INSPIRATIF menjadi diksi ideal untuk menggambarkan secara sederhana perjuangan Sufyan Jufri menuju kursi DPRD kota Balikpapan.
Sekalipun rapat pleno rekapitulasi perolehan suara pemilihan umum (Pemilu) 2024 tingkat Kecamatan Balikpapan Timur belum rampung. Namun jika menilik hasil perhitungan tim tabulasi perolehan suara Pileg internal PKB Kota Balikpapan, menunjukkan hasil yang di luar perkiraan.

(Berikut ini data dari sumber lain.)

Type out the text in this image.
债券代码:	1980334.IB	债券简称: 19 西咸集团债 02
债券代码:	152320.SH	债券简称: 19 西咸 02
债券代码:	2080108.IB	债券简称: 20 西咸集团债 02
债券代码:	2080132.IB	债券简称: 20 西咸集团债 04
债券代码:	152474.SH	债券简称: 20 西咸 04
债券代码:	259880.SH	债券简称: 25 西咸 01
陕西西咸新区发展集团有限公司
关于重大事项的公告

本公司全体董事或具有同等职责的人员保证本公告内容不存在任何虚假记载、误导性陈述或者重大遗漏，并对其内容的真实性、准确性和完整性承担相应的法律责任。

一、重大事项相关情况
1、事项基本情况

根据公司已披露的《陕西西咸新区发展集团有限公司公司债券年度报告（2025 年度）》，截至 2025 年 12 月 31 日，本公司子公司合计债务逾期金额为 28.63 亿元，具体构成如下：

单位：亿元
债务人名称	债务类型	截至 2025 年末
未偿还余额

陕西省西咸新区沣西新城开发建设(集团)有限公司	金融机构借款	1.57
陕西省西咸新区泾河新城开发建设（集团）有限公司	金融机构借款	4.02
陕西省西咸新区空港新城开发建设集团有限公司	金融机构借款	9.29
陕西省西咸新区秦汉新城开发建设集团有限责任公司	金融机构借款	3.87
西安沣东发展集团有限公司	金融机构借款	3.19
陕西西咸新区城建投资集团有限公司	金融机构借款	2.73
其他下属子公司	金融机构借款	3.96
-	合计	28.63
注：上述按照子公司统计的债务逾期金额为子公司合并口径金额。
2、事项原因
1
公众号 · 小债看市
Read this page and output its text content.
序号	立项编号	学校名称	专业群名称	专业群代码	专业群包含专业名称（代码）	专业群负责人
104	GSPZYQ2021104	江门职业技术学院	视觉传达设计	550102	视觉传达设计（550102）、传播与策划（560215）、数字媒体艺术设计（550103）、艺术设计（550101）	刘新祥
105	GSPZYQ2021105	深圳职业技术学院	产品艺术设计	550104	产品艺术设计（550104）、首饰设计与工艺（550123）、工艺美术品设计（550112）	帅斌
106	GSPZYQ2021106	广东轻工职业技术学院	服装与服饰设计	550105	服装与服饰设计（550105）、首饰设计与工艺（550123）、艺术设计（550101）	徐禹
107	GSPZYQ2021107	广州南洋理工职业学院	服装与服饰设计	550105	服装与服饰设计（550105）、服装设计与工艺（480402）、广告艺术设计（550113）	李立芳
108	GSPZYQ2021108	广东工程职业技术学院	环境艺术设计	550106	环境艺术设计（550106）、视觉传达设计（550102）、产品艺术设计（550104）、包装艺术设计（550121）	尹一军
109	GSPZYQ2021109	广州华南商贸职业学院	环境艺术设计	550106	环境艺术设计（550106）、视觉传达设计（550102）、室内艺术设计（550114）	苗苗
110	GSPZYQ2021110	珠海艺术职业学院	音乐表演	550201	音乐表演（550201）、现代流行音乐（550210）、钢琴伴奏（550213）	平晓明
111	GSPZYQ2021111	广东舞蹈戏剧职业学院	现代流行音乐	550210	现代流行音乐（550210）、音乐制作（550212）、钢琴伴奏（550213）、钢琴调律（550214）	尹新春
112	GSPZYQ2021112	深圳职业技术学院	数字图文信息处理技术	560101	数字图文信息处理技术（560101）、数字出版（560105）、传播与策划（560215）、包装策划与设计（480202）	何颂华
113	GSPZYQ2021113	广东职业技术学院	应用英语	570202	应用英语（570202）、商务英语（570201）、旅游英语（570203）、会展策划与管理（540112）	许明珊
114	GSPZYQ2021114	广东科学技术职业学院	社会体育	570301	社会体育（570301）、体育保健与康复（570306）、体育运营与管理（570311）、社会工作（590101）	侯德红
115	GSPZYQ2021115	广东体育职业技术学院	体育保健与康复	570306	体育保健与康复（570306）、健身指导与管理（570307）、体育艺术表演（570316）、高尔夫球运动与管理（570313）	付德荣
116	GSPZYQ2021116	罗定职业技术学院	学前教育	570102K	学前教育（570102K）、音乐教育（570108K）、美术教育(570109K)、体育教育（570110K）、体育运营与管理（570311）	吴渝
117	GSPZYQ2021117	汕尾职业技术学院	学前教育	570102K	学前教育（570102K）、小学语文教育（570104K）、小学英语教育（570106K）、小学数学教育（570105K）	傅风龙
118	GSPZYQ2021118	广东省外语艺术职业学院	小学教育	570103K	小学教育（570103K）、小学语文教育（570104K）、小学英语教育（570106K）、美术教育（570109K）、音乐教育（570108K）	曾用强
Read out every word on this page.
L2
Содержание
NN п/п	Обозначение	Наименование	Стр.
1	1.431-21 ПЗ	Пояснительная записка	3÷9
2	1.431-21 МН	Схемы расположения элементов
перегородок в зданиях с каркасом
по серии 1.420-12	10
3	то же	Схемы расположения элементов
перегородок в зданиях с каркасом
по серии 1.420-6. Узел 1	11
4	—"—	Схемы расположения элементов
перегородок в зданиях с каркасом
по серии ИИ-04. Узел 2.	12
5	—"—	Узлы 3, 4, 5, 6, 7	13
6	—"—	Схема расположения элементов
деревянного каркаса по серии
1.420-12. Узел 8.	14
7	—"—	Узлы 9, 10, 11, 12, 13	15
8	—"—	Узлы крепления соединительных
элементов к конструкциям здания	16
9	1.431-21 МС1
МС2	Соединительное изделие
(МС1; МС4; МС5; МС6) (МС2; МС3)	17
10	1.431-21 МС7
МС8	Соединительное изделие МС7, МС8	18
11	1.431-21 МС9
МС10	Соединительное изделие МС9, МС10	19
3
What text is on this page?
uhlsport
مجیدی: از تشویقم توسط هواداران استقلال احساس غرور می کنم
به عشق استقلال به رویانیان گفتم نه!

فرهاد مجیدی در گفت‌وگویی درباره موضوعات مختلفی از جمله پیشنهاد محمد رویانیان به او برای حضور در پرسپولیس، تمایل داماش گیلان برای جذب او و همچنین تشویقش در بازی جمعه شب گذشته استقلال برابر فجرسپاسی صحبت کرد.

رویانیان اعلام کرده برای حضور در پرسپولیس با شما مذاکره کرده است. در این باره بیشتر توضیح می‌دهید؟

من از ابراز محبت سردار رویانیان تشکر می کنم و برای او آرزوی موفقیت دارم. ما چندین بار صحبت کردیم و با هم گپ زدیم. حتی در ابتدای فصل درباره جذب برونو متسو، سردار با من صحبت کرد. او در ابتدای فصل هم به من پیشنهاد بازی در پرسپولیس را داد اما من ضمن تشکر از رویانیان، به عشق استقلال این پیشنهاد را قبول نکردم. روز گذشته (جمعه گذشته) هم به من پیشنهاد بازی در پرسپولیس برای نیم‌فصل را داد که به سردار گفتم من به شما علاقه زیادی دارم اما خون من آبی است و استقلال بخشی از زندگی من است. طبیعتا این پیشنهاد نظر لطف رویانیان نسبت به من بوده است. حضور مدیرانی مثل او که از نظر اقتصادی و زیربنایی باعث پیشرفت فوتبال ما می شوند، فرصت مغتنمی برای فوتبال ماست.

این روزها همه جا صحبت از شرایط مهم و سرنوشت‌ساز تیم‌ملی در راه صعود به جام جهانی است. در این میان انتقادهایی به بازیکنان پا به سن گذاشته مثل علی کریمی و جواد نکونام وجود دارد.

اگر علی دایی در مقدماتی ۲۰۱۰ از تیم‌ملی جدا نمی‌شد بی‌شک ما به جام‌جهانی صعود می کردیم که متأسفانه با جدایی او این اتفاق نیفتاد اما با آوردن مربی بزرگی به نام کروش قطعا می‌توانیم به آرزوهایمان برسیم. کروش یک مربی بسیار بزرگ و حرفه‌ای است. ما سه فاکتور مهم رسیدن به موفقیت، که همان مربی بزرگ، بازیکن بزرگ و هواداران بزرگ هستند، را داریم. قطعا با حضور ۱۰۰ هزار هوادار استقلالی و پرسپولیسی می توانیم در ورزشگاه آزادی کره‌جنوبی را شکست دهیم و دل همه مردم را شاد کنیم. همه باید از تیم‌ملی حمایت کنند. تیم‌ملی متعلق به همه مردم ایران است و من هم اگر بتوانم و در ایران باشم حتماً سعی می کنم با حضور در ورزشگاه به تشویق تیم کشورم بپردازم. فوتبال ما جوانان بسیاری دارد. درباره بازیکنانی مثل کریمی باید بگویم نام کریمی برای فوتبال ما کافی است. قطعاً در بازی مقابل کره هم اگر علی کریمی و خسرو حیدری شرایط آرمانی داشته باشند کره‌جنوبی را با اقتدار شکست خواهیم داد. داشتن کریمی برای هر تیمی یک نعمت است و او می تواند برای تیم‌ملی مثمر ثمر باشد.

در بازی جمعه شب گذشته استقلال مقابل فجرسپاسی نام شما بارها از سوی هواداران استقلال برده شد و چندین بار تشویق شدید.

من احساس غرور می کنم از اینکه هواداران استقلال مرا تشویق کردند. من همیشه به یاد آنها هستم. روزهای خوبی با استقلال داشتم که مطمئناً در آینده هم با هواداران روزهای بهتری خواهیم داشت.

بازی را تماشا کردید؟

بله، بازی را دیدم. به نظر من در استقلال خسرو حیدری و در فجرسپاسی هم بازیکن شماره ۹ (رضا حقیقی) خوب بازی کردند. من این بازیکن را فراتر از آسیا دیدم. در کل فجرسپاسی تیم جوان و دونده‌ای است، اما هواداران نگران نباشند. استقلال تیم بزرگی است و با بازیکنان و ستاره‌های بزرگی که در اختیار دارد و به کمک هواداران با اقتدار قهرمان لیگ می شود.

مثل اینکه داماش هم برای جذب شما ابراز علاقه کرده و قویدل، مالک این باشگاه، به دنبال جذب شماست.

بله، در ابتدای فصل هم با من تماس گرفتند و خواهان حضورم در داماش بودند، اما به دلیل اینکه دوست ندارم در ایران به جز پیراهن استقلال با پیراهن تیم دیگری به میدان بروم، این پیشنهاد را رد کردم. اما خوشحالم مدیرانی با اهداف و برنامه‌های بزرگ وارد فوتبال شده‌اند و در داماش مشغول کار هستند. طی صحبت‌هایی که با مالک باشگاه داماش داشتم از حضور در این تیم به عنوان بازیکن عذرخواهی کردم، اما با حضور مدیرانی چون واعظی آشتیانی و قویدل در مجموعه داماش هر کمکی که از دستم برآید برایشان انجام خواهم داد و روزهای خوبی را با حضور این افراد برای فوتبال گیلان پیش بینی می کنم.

Perolehan suara Sufyan Jufri melesat. Kemudian lagi, jika dikalkulasikan secara matematika politik, Sufyan bisa dipastikan berhasil mengunci satu dari jatah kursi dari Daerah Pemilihan (Dapil) Balikpapan Timur pada Pileg 2024.
Menurut perhitungan sementara, caleg yang juga politisi muda PKB itu berada kokoh di urutan ke-5 dari kuota enam kursi yang diperebutkan
“Dari data C1 yang kami himpun, Insyaallah mantap di kursi ke-5. Ini buah kerja keras saya dan tim, serta dukungan keluarga yang solid,” ujar Sufyan.
Untuk menuai hasil tersebut memang diakui tidak mudah sekalipun telah melakukan serangkaian persiapan matang. Apabila dibandingkan dengan pesta demokrasi 2019 lalu, Pemilu 2024 diakui lebih kompetitif dan sengit.
Secara garis besar dapat dipetakan bahwa figur-figur calon dari dapil tersebut memang kompetitif. Ada sejumlah calon berlatar belakang petahana atau incumbent dengan kendaraan partai politik besar yang sudah mapan dalam beberapa panggung kontestasi pemilihan.
Sebagian lagi, merupakan calon yang secara ketokohan tergolong senior di dunia politik, bahkan beberapa di antaranya berlatar belakang pengusaha.
Namun demikian, di tengah pertarungan tersebut, hadirlah Sufyan Jufri sebagai salah satu kontestan yang sosoknya bukan berasal dari kalangan berada, bahkan bukan anak pejabat ataupun konglomerat.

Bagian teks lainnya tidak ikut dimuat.